Private creditors did not take part in the debt moratorium decision, even if they were invited by the G20 to join the initiative. The Institute of International Finance, which includes over 450 banks and investment funds, has made known that private creditors will comply to the proposal, but on a voluntary basis.
It will therefore be necessary to ascertain whether they will suspend their credits, in order to prevent the risk that the beneficiary states may use the freed-up resources for the repayment of the private creditors, instead of tackling the coronavirus crisis.
At the moment, just Cameroon, Ivory Coast, Ethiopia and Senegal have asked for assistance and the majority of the eligible states have not yet requested a debt moratorium, since they fear to be viewed as high-risk borrowers in the future and to be punished by rating agencies.

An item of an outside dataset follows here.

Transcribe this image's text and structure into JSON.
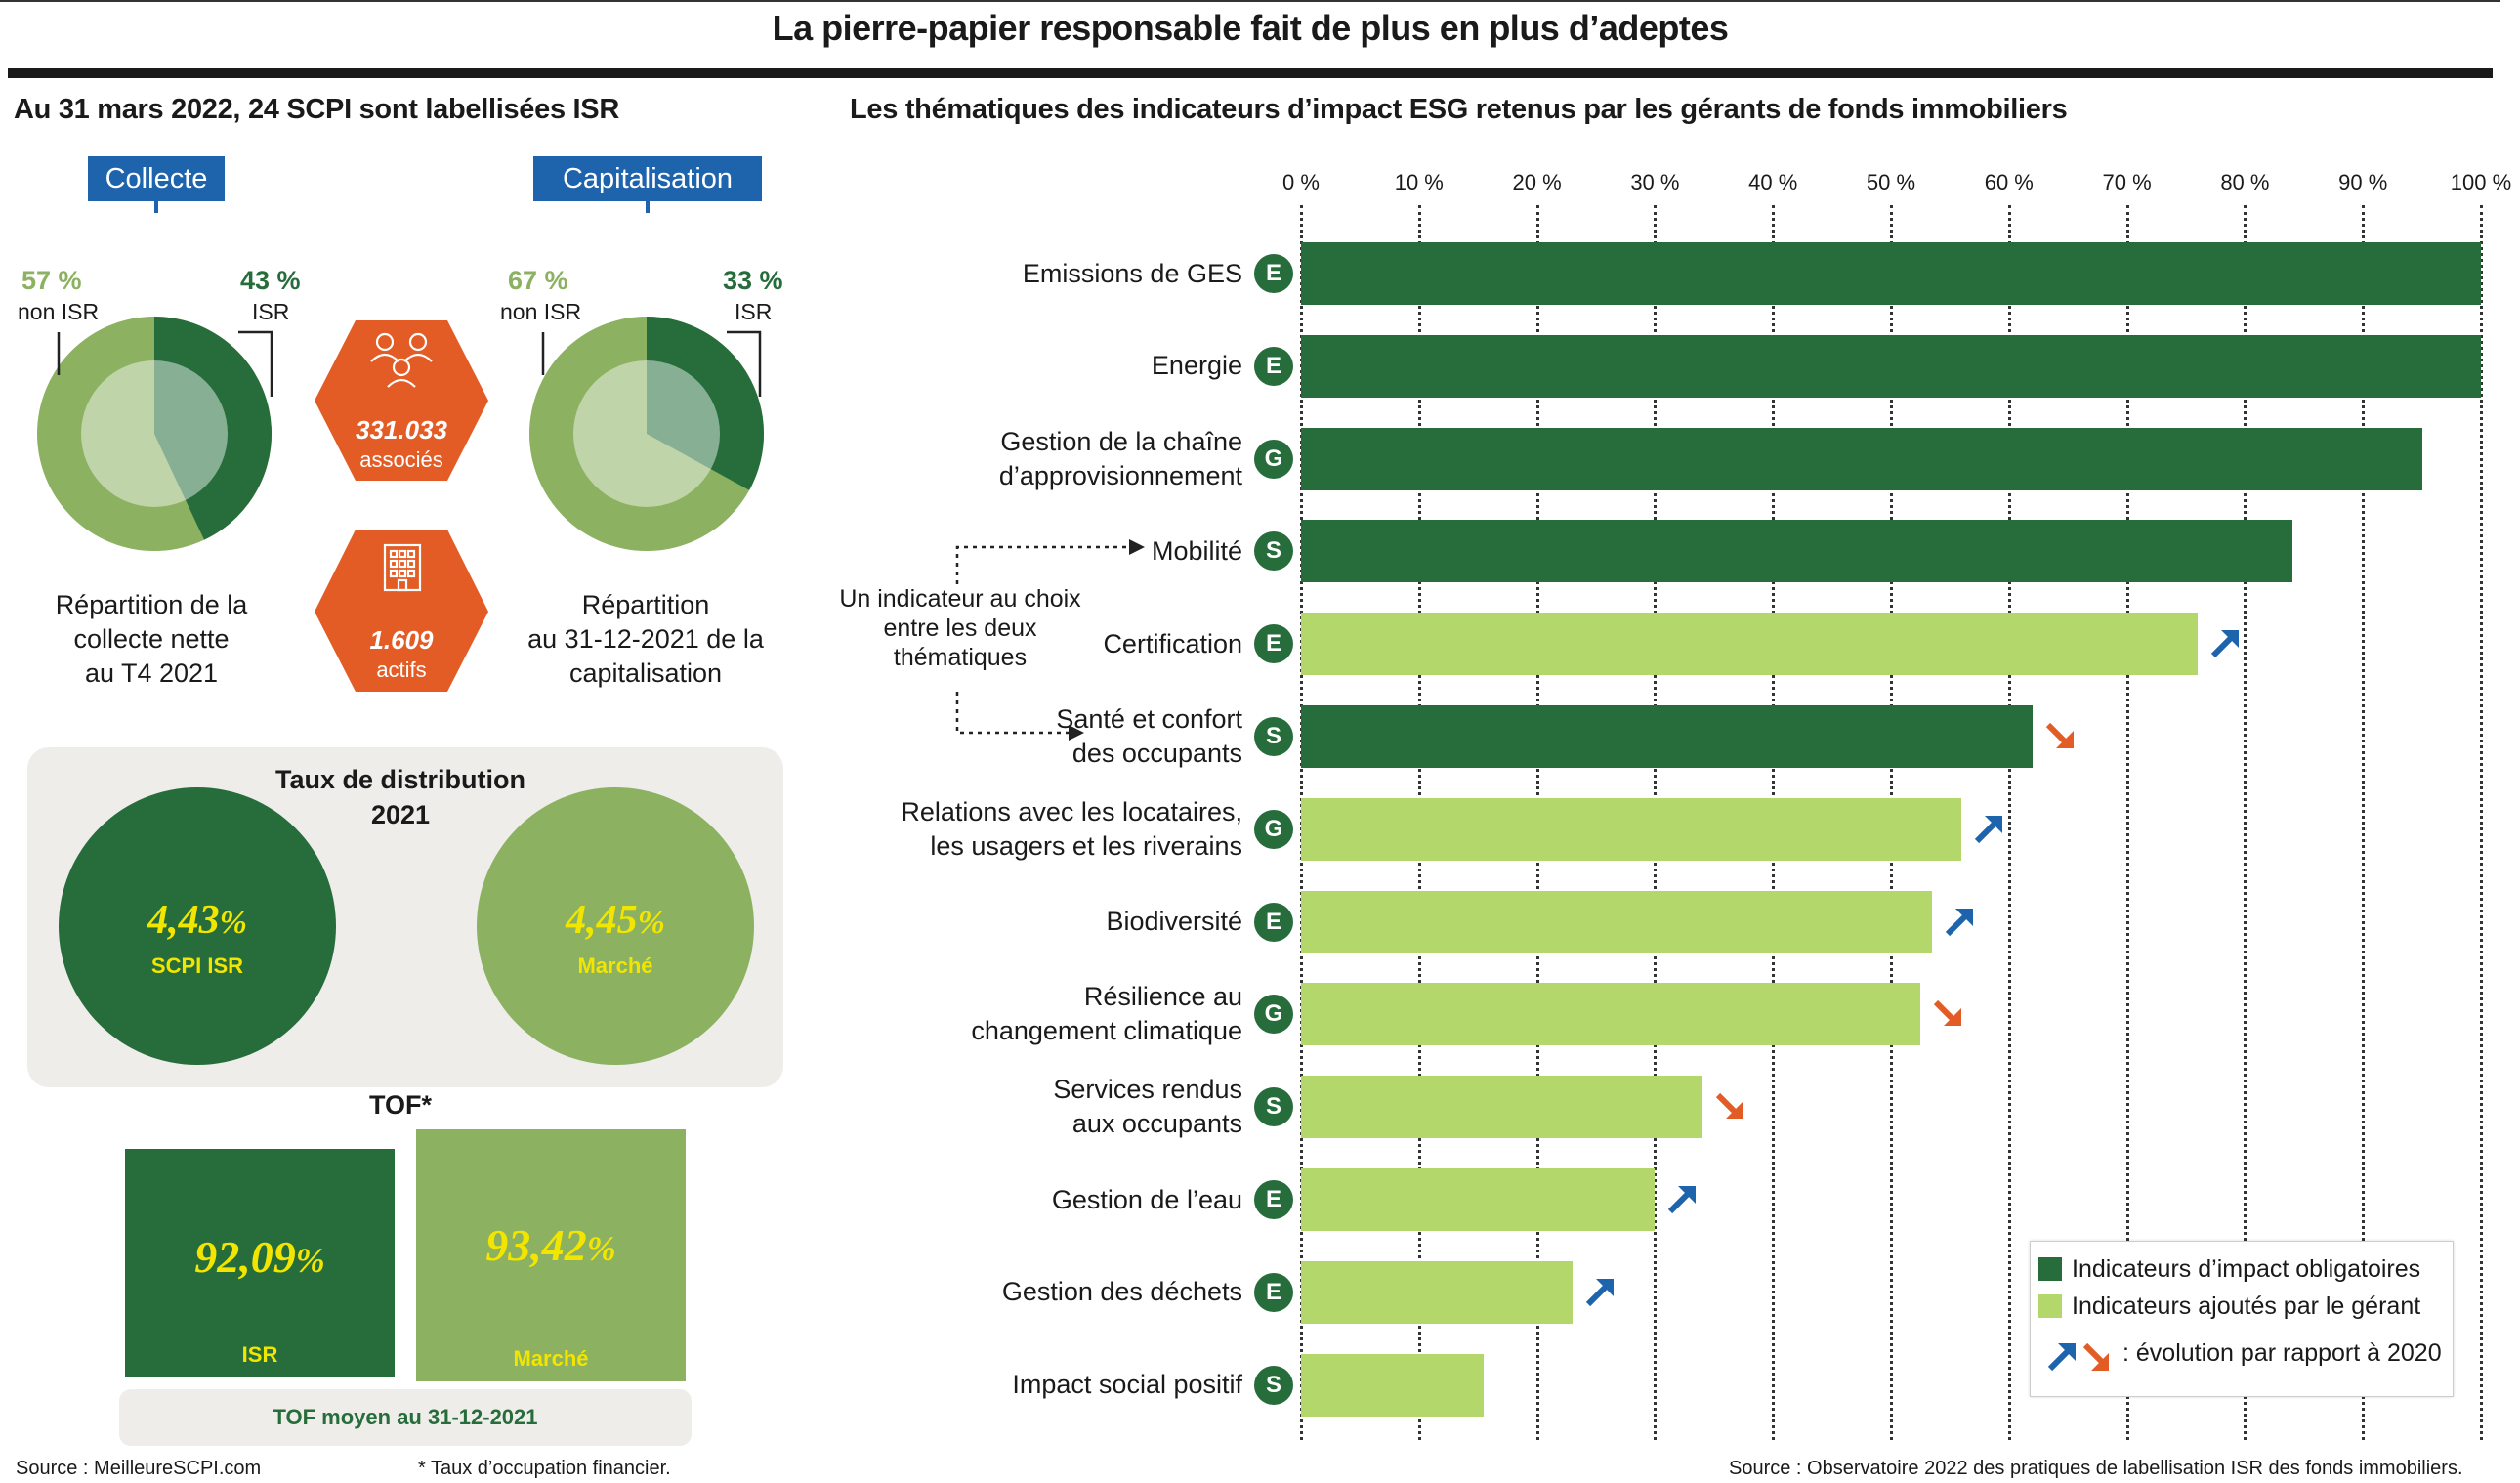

In any case, the G20’s decision to suspend debt payments is a first step in the achievement of the goal of the international solidarity, but much more is needed. Temporary actions or simple declaration will not suffice to avoid defaults. A comprehensive debt restructuring process managed and coordinated by an independent international body (and therefore not the International Monetary Fund or the World Bank) is needed. Moreover, a particular priority should be debt transparency, since the arrival of new and non-traditional creditors has exposed flaws in the data collection and information about political activities of the beneficiary countries.
The debt relief is, of course, an important goal to achieve justice and equity within the international community, but also economic and political stability in developing and poor countries is decisive, because it guarantees more trade opportunities and fewer fiscal risks and conflicts. For these reasons, it is time to raise citizens’ awareness of this crucial issue and make political initiative able to promote, at the same time, the stability of the international economic system and the development of the poorest countries.